Schweizer Banker haben einen neuen Weg gefunden, um mit der Finanzkrise umzugehen. Boni – das war gestern. Heute verkauft man die Kundendatei des Arbeitgebers an fremde Mächte. Zum Beispiel an den deutschen Staat. Kaum hat Nordrhein-Westfalen beschlossen, die Daten von 1.500 möglicherweise dubiosen Bankkunden zu kaufen, legt ein weiterer Informant nach: 2.000 Datensätze bietet er der Finanzverwaltung Baden-Württemberg an. Man rechnet mit weiteren Angeboten. Einigen Regierungsbeamten versaut das nun das Wochenende: Auf zum Crash-Kurs “Konspiratives Verhalten”! Außerdem werden sie prüfen müssen, ob sie die Daten überhaupt kaufen dürfen. Dürfen sie?

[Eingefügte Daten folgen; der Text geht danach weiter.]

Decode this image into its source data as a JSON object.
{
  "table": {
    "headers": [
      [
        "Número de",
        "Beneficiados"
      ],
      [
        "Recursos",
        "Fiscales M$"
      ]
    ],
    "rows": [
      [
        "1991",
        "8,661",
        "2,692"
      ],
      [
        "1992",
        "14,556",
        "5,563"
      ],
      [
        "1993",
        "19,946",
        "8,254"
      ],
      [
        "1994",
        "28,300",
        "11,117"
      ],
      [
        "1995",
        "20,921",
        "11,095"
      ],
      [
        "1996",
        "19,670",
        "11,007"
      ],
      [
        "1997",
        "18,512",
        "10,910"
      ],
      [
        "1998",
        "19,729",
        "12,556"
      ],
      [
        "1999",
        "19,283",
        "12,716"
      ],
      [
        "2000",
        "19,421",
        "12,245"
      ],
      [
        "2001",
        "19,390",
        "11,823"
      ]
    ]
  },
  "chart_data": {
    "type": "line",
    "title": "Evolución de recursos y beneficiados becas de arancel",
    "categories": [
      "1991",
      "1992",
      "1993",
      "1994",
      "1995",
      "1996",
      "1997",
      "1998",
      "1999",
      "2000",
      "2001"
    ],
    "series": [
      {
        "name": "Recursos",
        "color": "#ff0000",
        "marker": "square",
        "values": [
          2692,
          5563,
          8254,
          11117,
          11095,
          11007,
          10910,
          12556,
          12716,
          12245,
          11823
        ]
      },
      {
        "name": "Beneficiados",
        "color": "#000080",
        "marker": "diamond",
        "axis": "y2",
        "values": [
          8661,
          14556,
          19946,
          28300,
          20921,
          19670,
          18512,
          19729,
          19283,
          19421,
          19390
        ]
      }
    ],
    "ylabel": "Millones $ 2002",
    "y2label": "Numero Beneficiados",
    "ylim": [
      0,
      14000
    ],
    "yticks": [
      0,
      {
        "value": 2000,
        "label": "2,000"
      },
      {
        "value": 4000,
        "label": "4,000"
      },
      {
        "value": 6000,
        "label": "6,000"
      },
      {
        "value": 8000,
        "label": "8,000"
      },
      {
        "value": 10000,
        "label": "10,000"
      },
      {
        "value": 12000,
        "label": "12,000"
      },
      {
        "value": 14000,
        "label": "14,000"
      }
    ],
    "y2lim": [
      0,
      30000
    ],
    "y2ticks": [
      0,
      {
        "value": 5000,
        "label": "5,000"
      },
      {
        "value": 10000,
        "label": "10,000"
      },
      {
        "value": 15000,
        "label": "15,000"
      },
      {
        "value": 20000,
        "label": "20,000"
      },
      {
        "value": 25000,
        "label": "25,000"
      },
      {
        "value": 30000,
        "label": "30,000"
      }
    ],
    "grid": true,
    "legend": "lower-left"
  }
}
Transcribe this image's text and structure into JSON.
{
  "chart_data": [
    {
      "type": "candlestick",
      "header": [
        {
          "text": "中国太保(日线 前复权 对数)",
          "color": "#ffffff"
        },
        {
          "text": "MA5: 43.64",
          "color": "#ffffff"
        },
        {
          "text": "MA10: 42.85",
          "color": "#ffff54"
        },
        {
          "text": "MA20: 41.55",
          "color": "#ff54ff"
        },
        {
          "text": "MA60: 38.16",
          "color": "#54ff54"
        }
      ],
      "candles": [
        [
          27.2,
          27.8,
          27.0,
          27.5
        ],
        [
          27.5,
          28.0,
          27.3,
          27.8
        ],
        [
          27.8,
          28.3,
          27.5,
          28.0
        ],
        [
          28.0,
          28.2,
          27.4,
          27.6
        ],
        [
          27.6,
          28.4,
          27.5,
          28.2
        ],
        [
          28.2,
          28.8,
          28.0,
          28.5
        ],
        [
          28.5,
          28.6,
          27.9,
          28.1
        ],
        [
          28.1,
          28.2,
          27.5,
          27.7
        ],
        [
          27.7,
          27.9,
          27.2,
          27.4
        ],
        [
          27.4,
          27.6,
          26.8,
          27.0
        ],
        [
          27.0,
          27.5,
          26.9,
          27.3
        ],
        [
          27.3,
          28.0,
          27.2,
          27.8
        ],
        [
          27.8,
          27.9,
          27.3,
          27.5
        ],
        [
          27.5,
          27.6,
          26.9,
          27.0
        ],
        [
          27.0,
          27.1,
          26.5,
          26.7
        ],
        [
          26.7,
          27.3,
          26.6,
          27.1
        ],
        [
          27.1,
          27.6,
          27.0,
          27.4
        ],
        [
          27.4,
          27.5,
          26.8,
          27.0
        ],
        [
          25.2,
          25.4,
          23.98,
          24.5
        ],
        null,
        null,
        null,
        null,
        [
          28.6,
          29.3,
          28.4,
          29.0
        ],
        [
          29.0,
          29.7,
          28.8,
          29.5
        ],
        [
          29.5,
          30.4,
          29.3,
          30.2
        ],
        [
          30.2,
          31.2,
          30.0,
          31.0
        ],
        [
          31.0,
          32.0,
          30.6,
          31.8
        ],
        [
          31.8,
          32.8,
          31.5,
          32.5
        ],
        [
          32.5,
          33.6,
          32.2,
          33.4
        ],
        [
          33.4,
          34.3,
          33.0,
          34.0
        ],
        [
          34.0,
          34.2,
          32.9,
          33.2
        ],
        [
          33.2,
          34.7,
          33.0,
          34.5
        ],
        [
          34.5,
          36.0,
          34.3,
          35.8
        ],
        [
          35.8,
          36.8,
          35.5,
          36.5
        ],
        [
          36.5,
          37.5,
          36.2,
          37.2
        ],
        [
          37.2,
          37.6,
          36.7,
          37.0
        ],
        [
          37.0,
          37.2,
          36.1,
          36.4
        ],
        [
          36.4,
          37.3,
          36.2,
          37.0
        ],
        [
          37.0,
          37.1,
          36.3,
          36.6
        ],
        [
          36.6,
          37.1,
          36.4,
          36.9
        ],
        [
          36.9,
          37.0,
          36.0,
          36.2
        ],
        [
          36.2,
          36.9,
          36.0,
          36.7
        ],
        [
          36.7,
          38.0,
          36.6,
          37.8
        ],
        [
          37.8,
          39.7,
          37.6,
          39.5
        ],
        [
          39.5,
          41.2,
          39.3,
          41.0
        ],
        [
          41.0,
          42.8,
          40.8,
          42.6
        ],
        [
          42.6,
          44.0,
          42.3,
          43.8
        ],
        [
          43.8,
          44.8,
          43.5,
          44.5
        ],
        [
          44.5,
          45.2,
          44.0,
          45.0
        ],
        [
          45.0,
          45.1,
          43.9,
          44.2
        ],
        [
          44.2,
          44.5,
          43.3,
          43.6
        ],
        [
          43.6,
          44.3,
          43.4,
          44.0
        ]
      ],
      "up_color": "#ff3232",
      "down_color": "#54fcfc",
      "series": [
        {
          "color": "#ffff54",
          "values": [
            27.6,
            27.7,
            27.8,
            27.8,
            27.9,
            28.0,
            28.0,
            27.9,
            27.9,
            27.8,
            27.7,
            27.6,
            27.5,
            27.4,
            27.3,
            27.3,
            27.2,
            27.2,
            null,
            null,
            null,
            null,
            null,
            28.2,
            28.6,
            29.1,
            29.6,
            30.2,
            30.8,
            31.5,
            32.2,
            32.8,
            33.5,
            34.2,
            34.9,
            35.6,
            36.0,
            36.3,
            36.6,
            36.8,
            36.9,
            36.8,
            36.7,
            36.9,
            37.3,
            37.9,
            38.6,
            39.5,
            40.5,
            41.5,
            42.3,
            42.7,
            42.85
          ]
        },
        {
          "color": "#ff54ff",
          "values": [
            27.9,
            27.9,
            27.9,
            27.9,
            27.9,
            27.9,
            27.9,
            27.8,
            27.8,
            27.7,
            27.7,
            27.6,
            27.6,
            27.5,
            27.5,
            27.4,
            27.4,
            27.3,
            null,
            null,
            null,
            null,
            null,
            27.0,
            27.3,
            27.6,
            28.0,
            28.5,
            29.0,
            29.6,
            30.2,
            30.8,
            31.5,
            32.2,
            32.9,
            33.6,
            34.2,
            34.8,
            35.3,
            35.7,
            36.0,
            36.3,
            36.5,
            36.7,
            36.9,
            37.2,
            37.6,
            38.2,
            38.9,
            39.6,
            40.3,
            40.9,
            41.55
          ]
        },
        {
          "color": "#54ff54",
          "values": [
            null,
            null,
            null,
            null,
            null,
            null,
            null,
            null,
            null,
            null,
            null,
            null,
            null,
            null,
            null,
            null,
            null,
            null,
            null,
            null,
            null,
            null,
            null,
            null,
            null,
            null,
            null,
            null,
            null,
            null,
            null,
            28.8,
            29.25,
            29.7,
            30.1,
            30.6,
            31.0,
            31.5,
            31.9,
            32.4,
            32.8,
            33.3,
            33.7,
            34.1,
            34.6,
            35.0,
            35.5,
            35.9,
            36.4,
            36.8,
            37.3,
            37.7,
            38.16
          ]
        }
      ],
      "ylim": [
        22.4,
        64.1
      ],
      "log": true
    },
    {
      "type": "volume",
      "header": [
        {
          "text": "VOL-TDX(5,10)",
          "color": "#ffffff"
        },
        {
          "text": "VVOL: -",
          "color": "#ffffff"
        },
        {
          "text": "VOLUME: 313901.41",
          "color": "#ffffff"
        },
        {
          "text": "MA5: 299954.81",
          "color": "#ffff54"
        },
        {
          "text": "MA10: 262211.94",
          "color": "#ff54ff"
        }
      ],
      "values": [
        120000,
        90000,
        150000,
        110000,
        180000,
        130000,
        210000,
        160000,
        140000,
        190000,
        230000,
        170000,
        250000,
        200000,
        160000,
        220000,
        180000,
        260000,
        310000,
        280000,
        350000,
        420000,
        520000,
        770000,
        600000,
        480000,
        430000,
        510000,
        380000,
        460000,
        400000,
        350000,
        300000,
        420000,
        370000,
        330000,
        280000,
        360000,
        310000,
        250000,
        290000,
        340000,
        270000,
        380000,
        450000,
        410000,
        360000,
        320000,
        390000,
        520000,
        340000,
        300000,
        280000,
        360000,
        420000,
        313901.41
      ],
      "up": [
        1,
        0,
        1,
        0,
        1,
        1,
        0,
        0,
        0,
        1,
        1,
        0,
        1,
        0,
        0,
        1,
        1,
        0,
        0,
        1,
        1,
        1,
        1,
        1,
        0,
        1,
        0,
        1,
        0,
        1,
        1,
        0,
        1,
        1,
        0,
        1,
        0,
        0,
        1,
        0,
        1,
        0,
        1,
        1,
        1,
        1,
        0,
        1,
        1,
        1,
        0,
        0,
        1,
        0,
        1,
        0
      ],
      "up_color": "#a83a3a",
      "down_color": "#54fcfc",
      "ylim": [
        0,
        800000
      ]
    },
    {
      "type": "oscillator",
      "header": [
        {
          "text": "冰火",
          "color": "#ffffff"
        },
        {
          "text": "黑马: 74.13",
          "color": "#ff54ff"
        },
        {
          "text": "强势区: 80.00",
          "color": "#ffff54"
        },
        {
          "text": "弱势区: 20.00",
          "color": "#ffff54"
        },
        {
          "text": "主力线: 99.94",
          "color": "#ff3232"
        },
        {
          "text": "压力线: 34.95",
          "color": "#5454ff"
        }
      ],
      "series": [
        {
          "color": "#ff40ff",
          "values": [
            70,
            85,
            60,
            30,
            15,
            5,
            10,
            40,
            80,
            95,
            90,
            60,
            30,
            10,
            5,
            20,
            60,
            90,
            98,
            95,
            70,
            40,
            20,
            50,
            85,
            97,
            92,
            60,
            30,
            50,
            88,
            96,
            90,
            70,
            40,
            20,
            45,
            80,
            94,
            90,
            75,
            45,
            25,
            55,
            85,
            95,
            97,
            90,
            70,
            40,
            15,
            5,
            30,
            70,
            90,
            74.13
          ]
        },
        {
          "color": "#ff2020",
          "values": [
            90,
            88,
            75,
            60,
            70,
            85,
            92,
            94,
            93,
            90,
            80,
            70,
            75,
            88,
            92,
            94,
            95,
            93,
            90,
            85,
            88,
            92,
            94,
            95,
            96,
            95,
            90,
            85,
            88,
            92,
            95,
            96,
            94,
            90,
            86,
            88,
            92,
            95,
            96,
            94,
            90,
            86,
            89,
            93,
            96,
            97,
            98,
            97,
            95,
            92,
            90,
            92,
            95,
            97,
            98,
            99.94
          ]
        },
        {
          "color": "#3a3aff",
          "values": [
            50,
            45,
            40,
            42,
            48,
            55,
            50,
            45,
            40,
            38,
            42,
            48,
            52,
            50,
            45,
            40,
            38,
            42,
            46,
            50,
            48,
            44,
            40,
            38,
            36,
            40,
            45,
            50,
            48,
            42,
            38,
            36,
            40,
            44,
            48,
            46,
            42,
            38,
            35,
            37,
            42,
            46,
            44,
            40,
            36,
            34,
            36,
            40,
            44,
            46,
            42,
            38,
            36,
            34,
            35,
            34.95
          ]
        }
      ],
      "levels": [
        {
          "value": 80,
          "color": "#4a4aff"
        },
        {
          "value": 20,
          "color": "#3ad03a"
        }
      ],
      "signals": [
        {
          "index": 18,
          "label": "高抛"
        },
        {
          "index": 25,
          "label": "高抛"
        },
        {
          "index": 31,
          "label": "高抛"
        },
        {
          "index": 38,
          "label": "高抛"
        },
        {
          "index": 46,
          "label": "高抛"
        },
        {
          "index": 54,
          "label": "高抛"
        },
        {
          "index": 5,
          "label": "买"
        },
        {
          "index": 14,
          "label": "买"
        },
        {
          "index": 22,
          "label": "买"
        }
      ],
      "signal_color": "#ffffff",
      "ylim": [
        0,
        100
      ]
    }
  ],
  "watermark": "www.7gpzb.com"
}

Das nordrhein-westfälische Finanzministerium sagt “ja”. Ich ebenfalls – bei Telemedicus.

Auch die Informanten grübeln nun: Was tun mit all dem Geld? Versteuern geht ja nicht, das kriegt der Staatsanwalt mit. Besser also, man legt es heimlich irgendwo an. Was soll dabei schon schiefgehen?